Metaphors bring a conversation to life. They keep your audience engaged when used in a presentation. A metaphor is a figure of speech that is representative or symbolic of something else.

For example, if you want to want to talk about a business journey or roadmap, use an image of an actual road with street signs like in the slide below.

Using metaphors adds some creativity to your PowerPoint presentation.

Don’t Tell Them, Show Them

PowerPoint presentations are visual aids. Rather than speak about and use text to describe something, include it on your slides. For example, if you are pitching a new website design, add visual elements of the site on your slides to show the new design to your audience.

Using the same example of a new website, if the site is live online in a beta or sandbox environment, link to it from the presentation to show it in action.

Present Data Using SmartArt

PowerPoint includes a diagramming tool called SmartArt. Use it to visually present information and data and creatively communicate your ideas. Convert bullet points into SmartArt for a more unique design option when you want to turn them into information and explainer videos.

Transitions & Animations

Animations affect how the elements on your slide move during a slideshow. They can enhance the appearance of your slides and help you control the delivery pace of your presentation.

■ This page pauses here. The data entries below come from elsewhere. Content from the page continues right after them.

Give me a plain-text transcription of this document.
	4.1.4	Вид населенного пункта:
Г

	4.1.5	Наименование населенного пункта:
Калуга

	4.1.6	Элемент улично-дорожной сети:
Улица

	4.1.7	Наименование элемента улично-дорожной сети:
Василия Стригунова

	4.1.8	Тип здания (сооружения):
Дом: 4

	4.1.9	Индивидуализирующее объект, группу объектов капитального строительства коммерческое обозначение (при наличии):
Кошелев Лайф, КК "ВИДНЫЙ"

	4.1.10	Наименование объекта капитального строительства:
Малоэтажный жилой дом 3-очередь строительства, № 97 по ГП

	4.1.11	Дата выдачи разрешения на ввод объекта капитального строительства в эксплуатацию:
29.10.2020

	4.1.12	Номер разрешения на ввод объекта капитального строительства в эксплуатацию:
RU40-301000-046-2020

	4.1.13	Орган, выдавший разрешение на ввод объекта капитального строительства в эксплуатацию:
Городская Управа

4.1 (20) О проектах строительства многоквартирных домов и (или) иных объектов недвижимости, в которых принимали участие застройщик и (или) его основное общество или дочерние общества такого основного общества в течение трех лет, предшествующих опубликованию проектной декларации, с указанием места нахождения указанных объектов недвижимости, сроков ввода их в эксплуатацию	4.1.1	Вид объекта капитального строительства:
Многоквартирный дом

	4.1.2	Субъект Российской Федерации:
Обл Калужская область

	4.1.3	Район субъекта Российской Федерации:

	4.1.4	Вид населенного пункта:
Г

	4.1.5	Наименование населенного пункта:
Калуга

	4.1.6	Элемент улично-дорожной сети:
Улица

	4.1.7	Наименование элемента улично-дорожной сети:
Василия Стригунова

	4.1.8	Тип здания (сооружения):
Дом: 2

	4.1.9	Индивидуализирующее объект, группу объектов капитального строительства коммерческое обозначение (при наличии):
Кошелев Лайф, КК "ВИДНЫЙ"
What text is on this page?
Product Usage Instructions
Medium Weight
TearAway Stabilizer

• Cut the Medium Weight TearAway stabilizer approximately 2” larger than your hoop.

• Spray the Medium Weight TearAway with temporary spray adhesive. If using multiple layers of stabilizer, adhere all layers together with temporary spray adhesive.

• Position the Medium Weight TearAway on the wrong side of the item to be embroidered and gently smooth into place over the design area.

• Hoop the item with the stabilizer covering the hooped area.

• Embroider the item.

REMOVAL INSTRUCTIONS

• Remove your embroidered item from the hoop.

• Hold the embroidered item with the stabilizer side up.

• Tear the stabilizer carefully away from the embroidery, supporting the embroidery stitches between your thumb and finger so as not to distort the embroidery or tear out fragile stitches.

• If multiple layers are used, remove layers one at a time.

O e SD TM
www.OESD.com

Subtle and simple animations are most effective because they are not overwhelming. For example, for bullet points, use a wipe left-to-right or top-to-bottom instead of having them fly in and out.

Don’t bore your audience and make them wait for too many animations on one slide. Transitions refer to the type of animation between slides. Don’t use a different transition for every slide. Stick to two or three different transition effects.

Using too many of either will make your PowerPoint presentation chaotic, confusing, and annoying.

Practice Makes Perfect

After you have created your PowerPoint presentation, go through your slides and rehearse how you will present them in front of an audience. Also, practice your tone, delivery and timings.

Follow the suggestions above to make your presentation more engaging. Run through it as often as you need. You want to be confident and prepared when you deliver it to your audience.